6 V. Cell division A. Cells determine that it is the correct time to divide: cells monitor the DNA replication process and other cell parameters and permit division when conditions are adequate. B. The dividing cell separates into two distinct envelope-bounded cells. One cell can divide into two by either generating a ring of constriction in the cell envelope that eventually pinches the cell in two, or by forming a new region of cell envelope (the septum) at a mid-point within the cell that partitions it into two cells. When the division process is disrupted with low concentrations of drugs that inhibit peptidoglycan formation, long or oddly shaped cells often result.

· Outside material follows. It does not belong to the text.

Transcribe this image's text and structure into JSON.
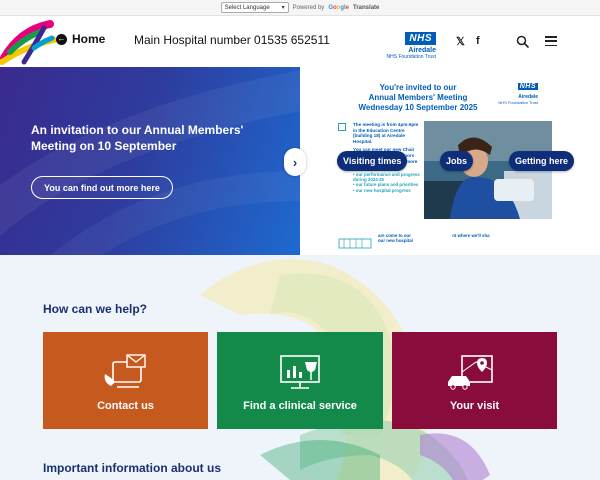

7 Pretest. Answer these questions on your own before coming to the POPS session. Begin the session by comparing your answers with those of the other members of your group. When you have discussed the answers within your group, alert your TA. 1) a. Cells need specific enzymes to survive in an oxygen-containing environment. What are the cells protecting themselves against? b. What are these enzymes and what do they do? 2) a. What is the major environmental requirement for fermentation? b. What are the environmental requirements for respiration? c. Is one a more efficient way to generate energy than the other? 3. Describe a mechanism for sequestering iron when it is limiting in the host. 4. What is a multidrug efflux system, and why is it especially problematical for treatment of bacterial disease? 4. a. What is the target of lysozyme? b. Name two ways in which the peptidoglycan is important to bacteria. 5. a. What are the major components of the Gram-positive envelope? b. Structurally, the Gram-negative envelope appears very different than the Gram-positive envelope. What are the major reasons for this? c. What component of the outer membrane is toxic? d. What component of the Gram-negative envelope is most useful diagnostically? Problems. The person already assigned to each question will begin the discussion for that question, and direct it so that it makes efficient use of the available time. Problem I. Drug X causes rod-shaped bacteria to round up and become sensitive to osmotic shock, but has no effect on eukaryotic cells. When the treated bacteria are analyzed for the levels of total proteins, lipids, and peptidoglycan-related peptides and sugars, they are all roughly normal. The drug has this effect on both Gram-positive and Gram-negative bacteria, although it is more effective against Gram-positive than Gram-negative bacteria. 1) What structure is the most likely target for this drug? 2) Why would the drug have these effects on cell morphology and sensitivity to osmotic shock?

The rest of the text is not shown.